There are some other guys who won tournaments this year – Boo Weekley (Colonial), Kevin Streelman (Tampa Bay), D.A. Points (Houston), Derek Ernst (Wells Fargo) and Sang-Moon Moon Bae (Byron Nelson). Some other recent past JDC champions – Sean O’Hair, John Senden and Jonathan Byrd – will also be competing, and if you want to see a star of the future check out Steven Ihm. He’s a junior at the University of Iowa and the first Hawkeyes’ collegian in the 43-year history of the tournament to receive a sponsor’s exemption.
EVENTUALLY finding a seat will be necessary. Obviously one behind the No. 18 green is ideal, but there are other good ones. If you can wangle admission to a hospitality tent the best viewing is behind the green at No. 16 – the par-3 along the Rock River.
On the front nine there’s good viewing behind the green at No. 4 and along the fairway at No. 9 – a par-4 that figures to be the toughest hole on the course. I also enjoy a spot near the green at the short par-4 14th on the back side. This hole is reachable off the tee for the PGA stars and the elevation changes around the green make for interesting viewing.
YOU’LL probably get hungry, too. The tournament became legendary for its pork chop sandwiches long before it settled at TPC Deere Run. Fortunately tournament organizers recognized that, and the pork chop sandwiches are still on sale around the 16th green, 17th tee and 18th green. They’re not to be missed.
Also, new this year is the Greenside Club, an air-conditioned sports bar beside the 18th green. You might want to check it out, too.
WANT A BARGAIN? Go to TPC Deere Run on Monday or Tuesday. Admission is free on those days. Tuesday is also ideal for youngsters, as Chick-fil-A Youth Day Activities will be going on all day and the Dan Boever Youth Golf Show will be staged on the driving range at 2 p.m.

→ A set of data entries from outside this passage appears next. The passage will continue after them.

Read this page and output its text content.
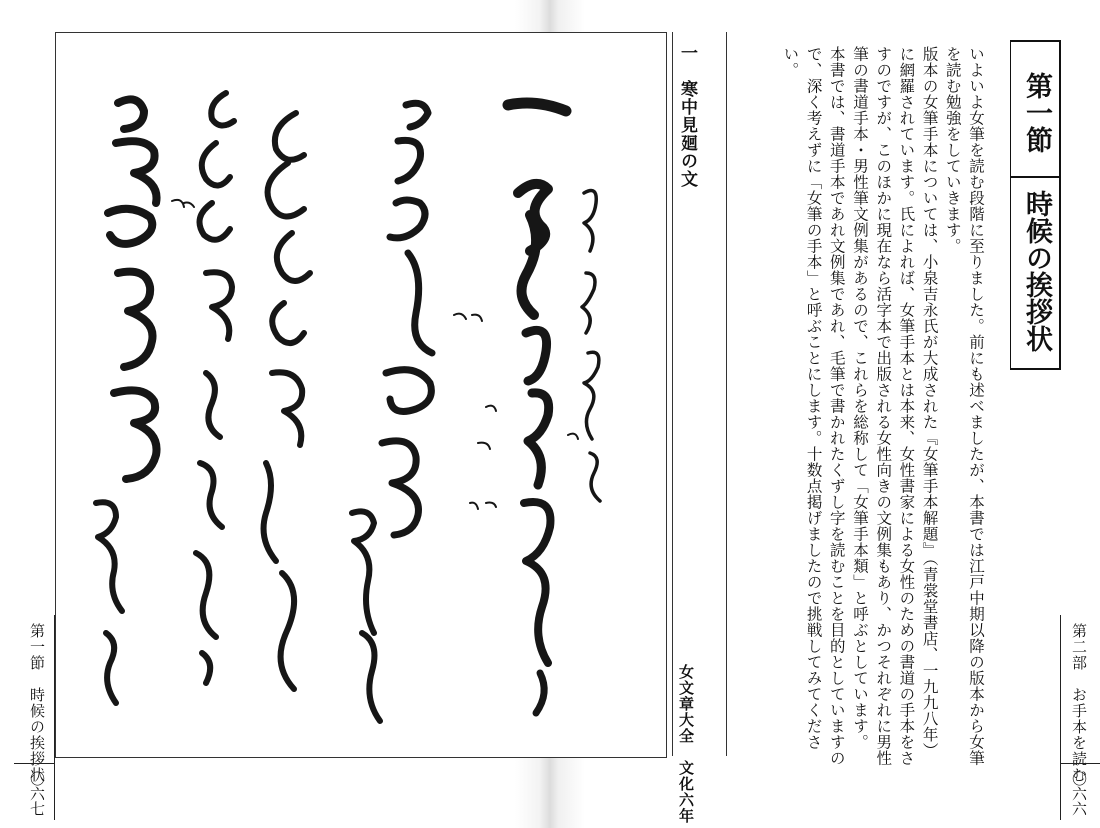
第一節　時候の挨拶状
〇六七
一　寒中見廻の文
女文章大全　文化六年	いよいよ女筆を読む段階に至りました。前にも述べましたが、本書では江戸中期以降の版本から女筆を読む勉強をしていきます。

版本の女筆手本については、小泉吉永氏が大成された『女筆手本解題』（青裳堂書店、一九九八年）に網羅されています。氏によれば、女筆手本とは本来、女性書家による女性のための書道の手本をさすのですが、このほかに現在なら活字本で出版される女性向きの文例集もあり、かつそれぞれに男性筆の書道手本・男性筆文例集があるので、これらを総称して「女筆手本類」と呼ぶとしています。

本書では、書道手本であれ文例集であれ、毛筆で書かれたくずし字を読むことを目的としていますので、深く考えずに「女筆の手本」と呼ぶことにします。十数点掲げましたので挑戦してみてください。

第一節
時候の挨拶状
第二部　お手本を読む
〇六六
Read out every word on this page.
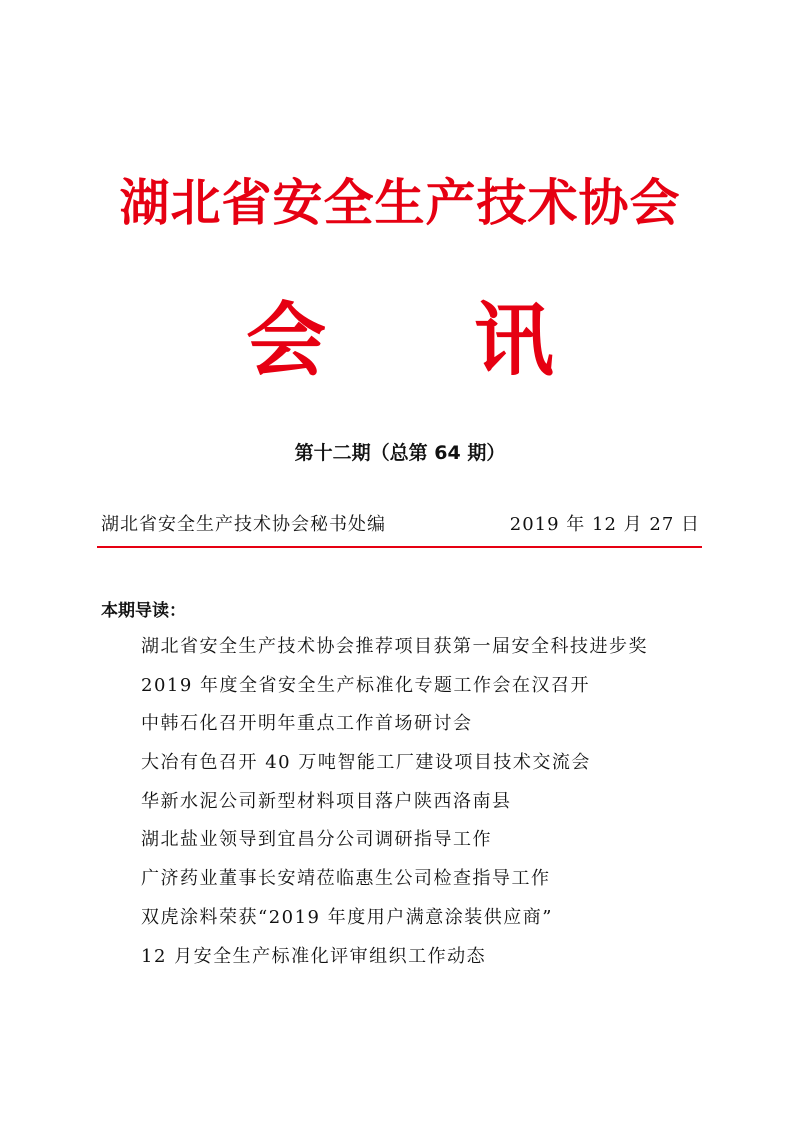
湖北省安全生产技术协会
会 讯
第十二期（总第 64 期）
湖北省安全生产技术协会秘书处编	2019 年 12 月 27 日
本期导读：
湖北省安全生产技术协会推荐项目获第一届安全科技进步奖
2019 年度全省安全生产标准化专题工作会在汉召开
中韩石化召开明年重点工作首场研讨会
大冶有色召开 40 万吨智能工厂建设项目技术交流会
华新水泥公司新型材料项目落户陕西洛南县
湖北盐业领导到宜昌分公司调研指导工作
广济药业董事长安靖莅临惠生公司检查指导工作
双虎涂料荣获“2019 年度用户满意涂装供应商”
12 月安全生产标准化评审组织工作动态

Seniors (60 or older) get in for $18 on Thursday – the first round of the tournament. Children 12 and under are free when accompanied by a paid adult and those 13-18 can get in for half price at the gate.
Ticket prices aren’t bad anyway — $24 for any one day admission Wednesday through Sunday and $34 for one day clubhouse admission. Other ticket options are available through the tournament office.
PARKING? There’s a fee, but not a big one. General parking is $5 and you get a free shuttle to the main gate. VIP parking is $10, with the free shuttle taking you to the clubhouse.
Those money amounts aren’t hefty, but the players will be playing for big bucks. Their purse is $4.6 million with the champion getting $828,000.